Amazonas – A Polícia Federal deflagrou a segunda fase da Operação Vem Diesel, com foco na fiscalização da venda de gás de cozinha em diversos estados do país. No Amazonas, dois estabelecimentos são alvo da ação em Manaus.

A operação tem como objetivo combater aumentos abusivos no preço do botijão e proteger os consumidores. Ao todo, 55 estabelecimentos estão sendo fiscalizados em 24 cidades de 15 estados e no Distrito Federal.

A força-tarefa reúne a Secretaria Nacional do Consumidor, a própria Polícia Federal e a Agência Nacional do Petróleo, Gás Natural e Biocombustíveis, com apoio dos Procons estaduais.

Fiscalização mira irregularidades

Segundo os órgãos envolvidos, a ação busca identificar práticas como aumento sem justificativa no preço do gás, combinação de valores entre empresas e outras condutas que possam prejudicar os consumidores.

Caso sejam encontradas irregularidades que indiquem crimes contra a ordem econômica, tributária ou contra as relações de consumo, os casos serão encaminhados à Polícia Federal para investigação e responsabilização dos envolvidos.

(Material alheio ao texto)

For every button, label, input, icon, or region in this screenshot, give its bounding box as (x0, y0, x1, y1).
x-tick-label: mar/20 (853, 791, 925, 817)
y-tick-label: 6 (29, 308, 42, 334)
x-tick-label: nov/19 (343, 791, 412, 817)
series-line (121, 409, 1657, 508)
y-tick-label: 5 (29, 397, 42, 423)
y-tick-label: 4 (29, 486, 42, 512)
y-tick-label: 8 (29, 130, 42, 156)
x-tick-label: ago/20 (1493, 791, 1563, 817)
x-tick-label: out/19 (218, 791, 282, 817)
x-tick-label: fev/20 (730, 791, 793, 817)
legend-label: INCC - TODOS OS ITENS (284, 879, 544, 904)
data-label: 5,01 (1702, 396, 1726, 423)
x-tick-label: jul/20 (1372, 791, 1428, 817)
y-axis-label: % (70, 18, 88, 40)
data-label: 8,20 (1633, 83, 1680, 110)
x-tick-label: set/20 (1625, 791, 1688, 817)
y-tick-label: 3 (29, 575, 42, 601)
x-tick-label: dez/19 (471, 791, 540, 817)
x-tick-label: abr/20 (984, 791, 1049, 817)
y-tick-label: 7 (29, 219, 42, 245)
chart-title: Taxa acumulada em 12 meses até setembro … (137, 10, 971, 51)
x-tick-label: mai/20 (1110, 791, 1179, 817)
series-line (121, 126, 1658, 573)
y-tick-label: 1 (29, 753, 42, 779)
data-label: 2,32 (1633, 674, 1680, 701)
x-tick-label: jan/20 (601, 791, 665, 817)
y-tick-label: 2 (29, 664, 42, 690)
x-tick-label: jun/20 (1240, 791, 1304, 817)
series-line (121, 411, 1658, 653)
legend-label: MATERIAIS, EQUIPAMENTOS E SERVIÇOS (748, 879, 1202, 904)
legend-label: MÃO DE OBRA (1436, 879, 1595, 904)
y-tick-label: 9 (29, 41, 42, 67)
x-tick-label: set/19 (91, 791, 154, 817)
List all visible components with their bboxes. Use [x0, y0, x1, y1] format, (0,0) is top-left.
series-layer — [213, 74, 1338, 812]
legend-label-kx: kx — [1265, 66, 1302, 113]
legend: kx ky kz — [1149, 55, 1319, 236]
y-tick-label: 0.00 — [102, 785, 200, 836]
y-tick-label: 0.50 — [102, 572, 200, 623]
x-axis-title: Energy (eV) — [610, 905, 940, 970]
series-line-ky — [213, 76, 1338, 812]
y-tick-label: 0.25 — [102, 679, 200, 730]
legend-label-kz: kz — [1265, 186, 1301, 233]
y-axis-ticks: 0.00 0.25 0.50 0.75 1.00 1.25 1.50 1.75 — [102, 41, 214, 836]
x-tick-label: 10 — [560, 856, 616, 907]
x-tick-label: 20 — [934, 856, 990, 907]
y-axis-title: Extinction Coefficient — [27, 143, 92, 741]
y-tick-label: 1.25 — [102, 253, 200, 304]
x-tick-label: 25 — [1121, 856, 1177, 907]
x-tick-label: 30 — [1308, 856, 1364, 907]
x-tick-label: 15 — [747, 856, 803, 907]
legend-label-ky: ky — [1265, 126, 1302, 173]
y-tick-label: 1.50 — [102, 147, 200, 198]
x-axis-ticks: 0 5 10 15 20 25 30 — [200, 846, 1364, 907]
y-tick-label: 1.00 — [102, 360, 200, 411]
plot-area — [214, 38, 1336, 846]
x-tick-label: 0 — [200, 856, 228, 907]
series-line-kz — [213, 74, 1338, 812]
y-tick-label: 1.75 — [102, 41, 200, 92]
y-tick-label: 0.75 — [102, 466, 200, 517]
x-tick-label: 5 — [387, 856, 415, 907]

Operação ocorre em vários estados

Além do Amazonas, a fiscalização também ocorre na Bahia, Ceará, Distrito Federal, Maranhão, Minas Gerais, Mato Grosso, Mato Grosso do Sul, Pará, Paraná, Pernambuco, Rio Grande do Norte, Rio de Janeiro, Rio Grande do Sul, Santa Catarina e São Paulo.

Primeira fase mirou combustíveis

A primeira fase da operação foi realizada no dia 27 de março e teve como foco os preços dos combustíveis. Na ocasião, o objetivo foi coibir reajustes considerados indevidos em meio ao cenário internacional.

O que é considerado preço abusivo

De acordo com a Secretaria Nacional do Consumidor e o Código de Defesa do Consumidor, um preço é considerado abusivo quando há aumento sem justa causa.

Isso ocorre, por exemplo, quando o valor é elevado sem que haja aumento real nos custos, em situações de emergência para obter vantagem excessiva ou por meio de práticas que desrespeitem o equilíbrio nas relações de consumo.

A atuação dos órgãos também busca garantir a livre concorrência e evitar margens de lucro consideradas desleais ao consumidor final.